Har-Shai et al. (Haifa, Israel & Dessau, Germany) showed that the use of intralesional cryosurgery of hyperthrophic scars and keloids using a cryoneedle was efficacious in reducing scar volumes with an average of 57.4% volume reduction postoperatively.
The use of sandpaper for manual dermabrasion was also presented by Emsen (Numune, Turkey) as a cheap and easily-available method for improving the appearance of surgical and burn scars.
A study on peripheral nerve repair by Vogt et al. (Hannover, Germany) demonstrated that the use of artificial implants consisting of vein grafts incorporated with spider silk was effective in regenerating sciatic nerve defects in rats.
Stillaert et al. (Gent, Belgium) presented their pilot study on the use of hyaluronic acid-based scaffolds as compatible and biodegradable temporary scaffolds for autologous preadipocytes in soft tissue reconstruction.
Another paper presentation by Niddam et al. (Marseille, France) showed that autologous adipose tissue reinjection is a simple, satisfactory method in limb reconstruction for soft tissue defects and limb asymmetry. It was predicted that this method will be widely-used in the future.
A large 7-year study on 1741 patients by De Lorenzi et al. (Milan, Italy) showed that the use of intraoperative radiotherapy directed at the tumour bed allowed the use of implant reconstruction after quadrantectomy due to a diminished risk of capsular contracture using this procedure.
Rigotti et al. presented a paper exploring the use of injections of adipose-derived stem cells in breast reconstruction as a result of radiation side-effects, fat deficiencies and skin scars. This procedure was proposed to be a possible future alternative to the use of distant flaps.
An interesting paper by Fogdestam et al. (Goteborg, Sweden & Oslo, Norway) explored the rare appearance of inframammary subcutaneous strings after breast surgery.
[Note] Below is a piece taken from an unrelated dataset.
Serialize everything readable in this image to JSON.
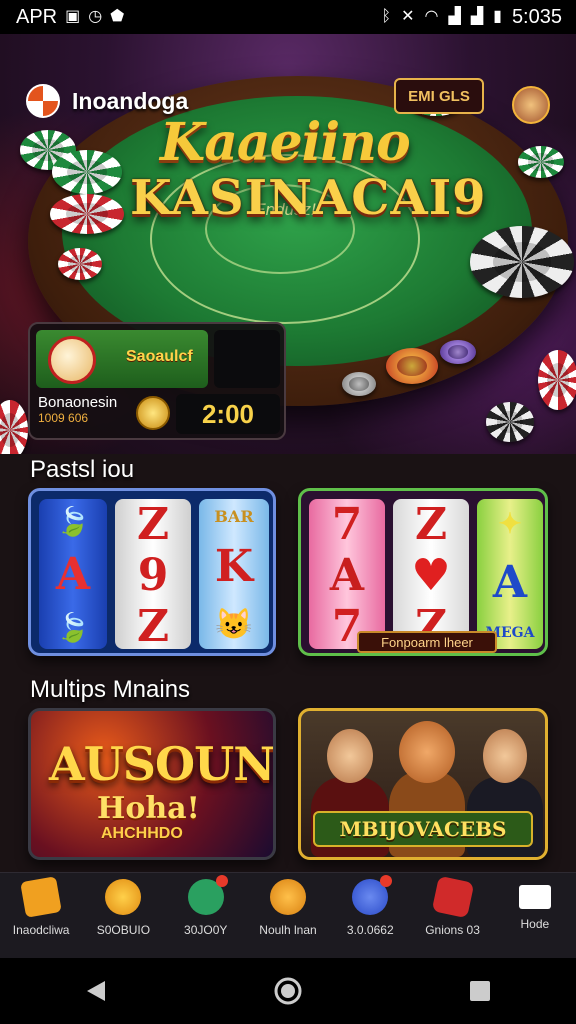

It was hypothesized that these structures, which spontaneously resolve over time, was caused by activation of rudimentary milk ridge cells along the “milk line” anatomically-correlating to the phenomena of supernumerary nipples and breasts.
The experience from the world’s first (highly-publicized) human facial allograft on the woman who was disfigured after a dog bite was presented by Lengele et al. (Brussels, Belgium & Amiens, France) on the last day of the conference. The procedure was followed by progressive rehabilitation of sensation, muscular and social function with complete restoration of oral function within 6 months and cortical reintegration of facial function demonstrated by functional MRI.
Garcia-Tutor et al. (Pamplona, Spain) presented a paper demonstrating the reliability of multi-slice CT angiography as an exact non-invasive tool in the identification and evaluation of perforating vessels when planning flap design for patients undergoing perforator flap reconstruction.
The paper that was presented by Ulens et al. (Gent, Belgium) showed the use of multi-detector CT for the identification of the superior epigastric artery perforator (SEAP) and the use of the SEAP flap as an available option for the reconstruction of thoracic defects.